Sharri McGarry - An insight

I have been writing stories for as long as I can remember. I was the fifth of six children and we lived in a rambling four-storey town house. It was a magical house, with rooms beyond number, cupboards to hide in, a spooky cellar and of course older children’s STUFF to nosy around! Of two things I could be certain - my mother could always be found in the kitchen, and my father was a typewriter. I would get home from school and the click-clack would be coming from behind a locked door and I would say “What’s that?” and my mother would say “Oh – that’s your father.”!

I soon recognised his name on the books that took pride of place on our living room book-shelf, though it took me longer to figure out that he also wrote under pseudonyms. And I have never been able to brandish a book by Julie Bonner and say with any degree of aplomb “My father wrote this!”

My own need to write soon made itself clear by the rising pile of exercise books next to the bed I shared with my youngest brother. I would write down the stories I made up for him before we went to sleep – stories of Other Worlds that we could reach by twisting the buttons on our headboard.

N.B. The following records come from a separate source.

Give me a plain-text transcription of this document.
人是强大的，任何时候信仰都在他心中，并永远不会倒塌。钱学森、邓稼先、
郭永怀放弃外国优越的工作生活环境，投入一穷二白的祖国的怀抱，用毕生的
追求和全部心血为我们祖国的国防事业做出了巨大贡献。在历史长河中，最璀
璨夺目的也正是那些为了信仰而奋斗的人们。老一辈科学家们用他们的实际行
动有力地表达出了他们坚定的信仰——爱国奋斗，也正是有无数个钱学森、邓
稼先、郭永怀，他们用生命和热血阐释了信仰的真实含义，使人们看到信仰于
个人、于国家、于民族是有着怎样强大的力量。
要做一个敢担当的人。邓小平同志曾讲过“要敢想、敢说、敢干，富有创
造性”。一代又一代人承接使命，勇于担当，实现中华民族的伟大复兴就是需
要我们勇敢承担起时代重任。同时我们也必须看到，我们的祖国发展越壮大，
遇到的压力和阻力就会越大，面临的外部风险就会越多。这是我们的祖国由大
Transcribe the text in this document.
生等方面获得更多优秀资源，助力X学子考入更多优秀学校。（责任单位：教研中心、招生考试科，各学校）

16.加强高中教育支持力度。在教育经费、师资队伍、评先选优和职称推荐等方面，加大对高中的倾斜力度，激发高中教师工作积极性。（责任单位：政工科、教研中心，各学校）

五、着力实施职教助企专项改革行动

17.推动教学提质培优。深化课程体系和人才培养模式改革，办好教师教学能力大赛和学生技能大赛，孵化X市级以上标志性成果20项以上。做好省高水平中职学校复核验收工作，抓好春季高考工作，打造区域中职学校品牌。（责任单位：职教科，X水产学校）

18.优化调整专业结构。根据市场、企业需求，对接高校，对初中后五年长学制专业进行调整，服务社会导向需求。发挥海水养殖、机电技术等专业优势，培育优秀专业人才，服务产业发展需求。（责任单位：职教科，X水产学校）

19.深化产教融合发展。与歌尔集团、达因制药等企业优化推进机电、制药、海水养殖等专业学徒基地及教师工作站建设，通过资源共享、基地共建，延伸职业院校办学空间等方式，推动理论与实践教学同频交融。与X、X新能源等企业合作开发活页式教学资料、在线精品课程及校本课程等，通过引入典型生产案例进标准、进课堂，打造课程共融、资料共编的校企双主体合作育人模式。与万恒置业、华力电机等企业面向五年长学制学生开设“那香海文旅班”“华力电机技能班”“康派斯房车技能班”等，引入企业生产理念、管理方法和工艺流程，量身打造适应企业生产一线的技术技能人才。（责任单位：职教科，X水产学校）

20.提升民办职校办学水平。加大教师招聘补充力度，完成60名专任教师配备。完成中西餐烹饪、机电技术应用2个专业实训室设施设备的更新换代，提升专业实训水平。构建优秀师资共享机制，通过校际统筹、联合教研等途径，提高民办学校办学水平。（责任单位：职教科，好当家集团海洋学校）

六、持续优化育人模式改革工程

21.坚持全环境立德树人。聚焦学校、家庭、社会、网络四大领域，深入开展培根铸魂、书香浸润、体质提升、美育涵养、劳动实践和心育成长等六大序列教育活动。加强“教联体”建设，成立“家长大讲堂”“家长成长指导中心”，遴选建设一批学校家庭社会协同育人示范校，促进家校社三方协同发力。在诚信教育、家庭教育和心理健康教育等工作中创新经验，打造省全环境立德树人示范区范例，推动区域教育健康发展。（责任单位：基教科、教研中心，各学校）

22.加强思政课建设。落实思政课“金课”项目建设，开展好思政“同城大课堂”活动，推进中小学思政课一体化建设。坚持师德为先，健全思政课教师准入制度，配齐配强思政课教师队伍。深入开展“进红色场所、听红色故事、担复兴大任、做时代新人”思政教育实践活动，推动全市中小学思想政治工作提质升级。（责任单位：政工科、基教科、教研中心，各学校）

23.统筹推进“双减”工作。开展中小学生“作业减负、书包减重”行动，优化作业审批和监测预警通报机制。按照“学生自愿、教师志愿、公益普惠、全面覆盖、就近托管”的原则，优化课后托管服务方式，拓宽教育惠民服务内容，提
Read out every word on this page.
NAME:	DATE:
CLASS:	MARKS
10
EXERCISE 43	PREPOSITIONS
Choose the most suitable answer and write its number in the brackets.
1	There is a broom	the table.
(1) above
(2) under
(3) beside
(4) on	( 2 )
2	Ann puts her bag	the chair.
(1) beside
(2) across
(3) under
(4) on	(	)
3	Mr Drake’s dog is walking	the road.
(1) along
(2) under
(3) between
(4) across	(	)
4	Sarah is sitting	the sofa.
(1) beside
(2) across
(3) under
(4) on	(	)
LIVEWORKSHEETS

More books were stored in my den – a tiny under-the-stairs cubby hole where light streamed in the bottom half of a glorious stained glass window.

 

My mother was Irish and my father’s roots lay in Ireland, so every year we would pack ourselves into a red and white minibus called Willoughby and travel across the Irish Sea to spend a month in Donegal. We ran barefoot over the springy heather with my cousins during the day and in the evening sit at the feet of the old ones in a smoky room, where tales of faeries and demons took the place of the modern television.

As a consequence of these experiences, when I write my stories, I write them as a means of passing on a story – in a storytelling style.


...

Sharri McGarry has created a cutting-edge setting for storytelling. It is no surprise when you think of the warm and creative family background that she has grown up with. From skilled musicians and artists, to writers like her father, who wrote many titles among those including the 'THUNDERBIRDS' and 'Man from U.N.C.L.E.' adventure annuals!

On occasion Sharri also makes radio appearances discussing these interesting topics and giving us samples of her sublime story telling.

 

The teller of stories has a sacred trust – a power to entertain, to inspire, to share emotions, to educate. A good storyteller can calm a child's mind, can open a portal of imagination and possibilities, can educate in a picture format.

Fairy tales and folk tales have, of course, a part to play in children's education. However, I have chosen to update these tales, to create stories that speak to the child of today in a way that the old stories can not now do, to provide stories that my children prefer.